When using relative reference the generated VBA code creates statements like:
ActiveCell.Offset(0, 1).Range(“A1″).Select
As a consequence many developers adopt this technique and use the ActiveCell or selection ranges to move from cell to cell in code and read or write the cell values.
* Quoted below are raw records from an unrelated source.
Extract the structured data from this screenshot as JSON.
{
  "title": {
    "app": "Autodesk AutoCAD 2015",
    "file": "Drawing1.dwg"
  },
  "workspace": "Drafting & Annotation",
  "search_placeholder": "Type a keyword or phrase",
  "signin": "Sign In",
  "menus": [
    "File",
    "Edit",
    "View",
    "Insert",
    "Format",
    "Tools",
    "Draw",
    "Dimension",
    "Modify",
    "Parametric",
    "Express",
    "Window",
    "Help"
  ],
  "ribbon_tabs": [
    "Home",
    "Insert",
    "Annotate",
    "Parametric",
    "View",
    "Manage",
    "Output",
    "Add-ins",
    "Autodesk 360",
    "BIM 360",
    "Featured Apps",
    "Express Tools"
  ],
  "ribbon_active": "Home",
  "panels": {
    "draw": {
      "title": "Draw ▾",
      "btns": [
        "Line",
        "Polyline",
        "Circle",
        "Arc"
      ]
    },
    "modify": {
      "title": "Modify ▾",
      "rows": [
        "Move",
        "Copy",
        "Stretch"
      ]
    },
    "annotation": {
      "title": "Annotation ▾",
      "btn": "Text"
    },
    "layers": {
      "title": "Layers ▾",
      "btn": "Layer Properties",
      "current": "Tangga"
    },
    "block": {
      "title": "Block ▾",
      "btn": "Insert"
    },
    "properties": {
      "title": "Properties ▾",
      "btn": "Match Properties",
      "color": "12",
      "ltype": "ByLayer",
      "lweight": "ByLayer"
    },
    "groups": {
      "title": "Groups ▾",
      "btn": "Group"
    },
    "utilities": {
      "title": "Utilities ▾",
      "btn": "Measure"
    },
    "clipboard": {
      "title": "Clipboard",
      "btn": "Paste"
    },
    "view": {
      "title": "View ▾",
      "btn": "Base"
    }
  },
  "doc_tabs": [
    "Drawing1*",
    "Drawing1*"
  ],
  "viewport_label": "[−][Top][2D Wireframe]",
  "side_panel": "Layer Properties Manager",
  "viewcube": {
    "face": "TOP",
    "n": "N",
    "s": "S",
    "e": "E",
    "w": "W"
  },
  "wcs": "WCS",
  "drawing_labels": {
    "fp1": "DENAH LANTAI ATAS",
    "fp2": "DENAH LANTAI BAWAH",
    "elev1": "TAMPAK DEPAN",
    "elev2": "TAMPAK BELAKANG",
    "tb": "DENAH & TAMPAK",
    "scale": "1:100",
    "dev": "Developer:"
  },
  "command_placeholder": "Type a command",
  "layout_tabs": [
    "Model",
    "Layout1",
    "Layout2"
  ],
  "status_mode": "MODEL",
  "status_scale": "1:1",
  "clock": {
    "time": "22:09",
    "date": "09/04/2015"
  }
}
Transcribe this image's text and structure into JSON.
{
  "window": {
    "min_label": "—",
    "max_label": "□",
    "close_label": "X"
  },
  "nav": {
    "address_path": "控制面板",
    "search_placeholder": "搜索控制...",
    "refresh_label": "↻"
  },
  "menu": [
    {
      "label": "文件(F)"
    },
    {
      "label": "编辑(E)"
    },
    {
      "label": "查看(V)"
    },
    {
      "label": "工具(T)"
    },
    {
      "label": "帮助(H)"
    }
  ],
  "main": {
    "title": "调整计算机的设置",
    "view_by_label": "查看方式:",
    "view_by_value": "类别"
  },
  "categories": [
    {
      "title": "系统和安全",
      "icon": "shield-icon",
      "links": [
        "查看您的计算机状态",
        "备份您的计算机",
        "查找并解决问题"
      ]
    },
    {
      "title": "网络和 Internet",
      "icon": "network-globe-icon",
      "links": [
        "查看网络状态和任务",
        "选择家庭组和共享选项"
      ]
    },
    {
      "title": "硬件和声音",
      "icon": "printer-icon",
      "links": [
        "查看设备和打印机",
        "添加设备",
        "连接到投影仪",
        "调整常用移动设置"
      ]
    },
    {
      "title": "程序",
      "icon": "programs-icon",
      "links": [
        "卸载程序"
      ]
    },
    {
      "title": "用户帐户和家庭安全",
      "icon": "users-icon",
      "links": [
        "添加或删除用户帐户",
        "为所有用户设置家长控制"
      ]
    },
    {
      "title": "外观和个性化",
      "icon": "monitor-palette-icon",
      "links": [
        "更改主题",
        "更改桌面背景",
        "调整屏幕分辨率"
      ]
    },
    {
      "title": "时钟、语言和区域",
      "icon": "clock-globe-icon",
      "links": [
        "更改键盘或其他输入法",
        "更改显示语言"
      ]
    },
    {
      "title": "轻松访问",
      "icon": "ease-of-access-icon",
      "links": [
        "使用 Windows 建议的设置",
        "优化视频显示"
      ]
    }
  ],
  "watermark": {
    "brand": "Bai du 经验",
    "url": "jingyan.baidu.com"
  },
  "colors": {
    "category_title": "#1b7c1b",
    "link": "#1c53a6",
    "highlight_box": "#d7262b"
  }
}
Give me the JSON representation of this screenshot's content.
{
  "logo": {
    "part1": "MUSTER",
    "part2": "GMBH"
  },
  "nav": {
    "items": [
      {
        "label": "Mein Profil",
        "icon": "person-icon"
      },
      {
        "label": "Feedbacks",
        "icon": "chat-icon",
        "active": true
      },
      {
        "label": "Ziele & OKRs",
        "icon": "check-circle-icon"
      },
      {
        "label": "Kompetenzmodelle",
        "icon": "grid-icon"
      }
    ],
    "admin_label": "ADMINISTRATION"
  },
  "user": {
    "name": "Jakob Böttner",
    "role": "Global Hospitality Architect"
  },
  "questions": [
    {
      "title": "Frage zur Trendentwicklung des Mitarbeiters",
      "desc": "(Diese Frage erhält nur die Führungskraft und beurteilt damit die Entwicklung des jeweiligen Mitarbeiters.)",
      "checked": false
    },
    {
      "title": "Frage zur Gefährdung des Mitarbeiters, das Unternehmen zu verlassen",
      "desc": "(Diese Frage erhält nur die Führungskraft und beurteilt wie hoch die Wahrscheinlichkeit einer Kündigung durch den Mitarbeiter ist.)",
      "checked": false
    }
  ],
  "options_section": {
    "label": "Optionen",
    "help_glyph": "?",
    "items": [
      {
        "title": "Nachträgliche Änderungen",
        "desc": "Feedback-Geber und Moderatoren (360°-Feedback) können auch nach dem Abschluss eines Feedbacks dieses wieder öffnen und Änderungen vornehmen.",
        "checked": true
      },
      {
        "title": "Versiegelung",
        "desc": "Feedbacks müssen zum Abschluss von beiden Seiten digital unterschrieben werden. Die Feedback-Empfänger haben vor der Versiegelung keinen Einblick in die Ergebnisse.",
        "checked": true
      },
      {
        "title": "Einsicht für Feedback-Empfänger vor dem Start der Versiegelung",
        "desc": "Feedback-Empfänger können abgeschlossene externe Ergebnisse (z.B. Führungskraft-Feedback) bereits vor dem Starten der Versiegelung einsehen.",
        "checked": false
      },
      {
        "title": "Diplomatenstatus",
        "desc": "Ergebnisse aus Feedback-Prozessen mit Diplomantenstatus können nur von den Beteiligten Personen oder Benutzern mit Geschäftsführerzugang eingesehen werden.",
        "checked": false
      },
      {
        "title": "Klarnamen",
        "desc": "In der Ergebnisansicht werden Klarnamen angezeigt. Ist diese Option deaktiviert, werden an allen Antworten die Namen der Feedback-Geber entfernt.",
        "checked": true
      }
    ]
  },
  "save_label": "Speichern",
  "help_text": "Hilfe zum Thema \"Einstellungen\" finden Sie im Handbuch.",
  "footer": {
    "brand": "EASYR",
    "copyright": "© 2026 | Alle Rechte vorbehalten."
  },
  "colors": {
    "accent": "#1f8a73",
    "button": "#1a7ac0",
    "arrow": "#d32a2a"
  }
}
The code will look like this:
Dim Irow As Long
Dim MaxRows As Long
Dim Icol As Integer
Dim MaxCols As Long
Dim MyVar As Double
Range(“A1″).Select
MaxRows = Range(“A1″).CurrentRegion.Rows.Count
MaxCols = Range(“A1″).CurrentRegion.Columns.Count
For Irow = 1 To MaxRows
For Icol = 1 To MaxCols
MyVar = ActiveCell.Value
If MyVar > 0 Then
MyVar=MyVar*Myvar ‘ Change the value
ActiveCell.Value = MyVar
End If
ActiveCell.Offset(0, 1).Select ‘ Move one column to the right
Next Icol
ActiveCell.Offset(1, MaxCols).Select ‘ Move one rows down and back to first column
Next Irow
Use a variant type variable
This technique copies the values from all cells in the range into a variable in memory, manipulates the values inside this variable and if needed moves the values back to the range after manipulation.
Here is the code this time:
Dim DataRange As Variant
Dim Irow As Long
Dim MaxRows As Long
Dim Icol As Integer
Dim MaxCols As Long
Dim MyVar As Double
DataRange = Range(“A1″).CurrentRegion.Value ‘ Not using set
MaxRows = Range(“A1″).CurrentRegion.Rows.Count
MaxCols = Range(“A1″).CurrentRegion.Columns.Count
For Irow = 1 To MaxRows
For Icol = 1 To MaxCols
MyVar = DataRange(Irow, Icol)
If MyVar > 0 Then
MyVar=MyVar*Myvar ‘ Change the value
DataRange(Irow, Icol) = MyVar
End If
Next Icol
Next Irow
Range(“A1″).CurrentRegion = DataRange ‘ writes back the result to the range
Another difference is that this method is blazing fast compared to the two others.
Performance Summary
I compared the three methods on relatively large ranges and here are the results:
Method 
Operation 
Cells/Sec 
Variant 
Read 
1,225,490 
Write 
714,286 

Read/Write 
263,158 

Range 
Read 
250,000 
Write 
1818 

Read/Write 
1,852 

Offset 
Read 
206 
Write 
200 

Read/Write 
203 
As you can see using a variant variable is much faster especially when changing cells. Even if the calculation can be done with Excel formulas, in some cases this method is the only one acceptable because using a very large number of formulas can become very slow.
Obviously the one method to avoid is moving the ActiveCell using Offset.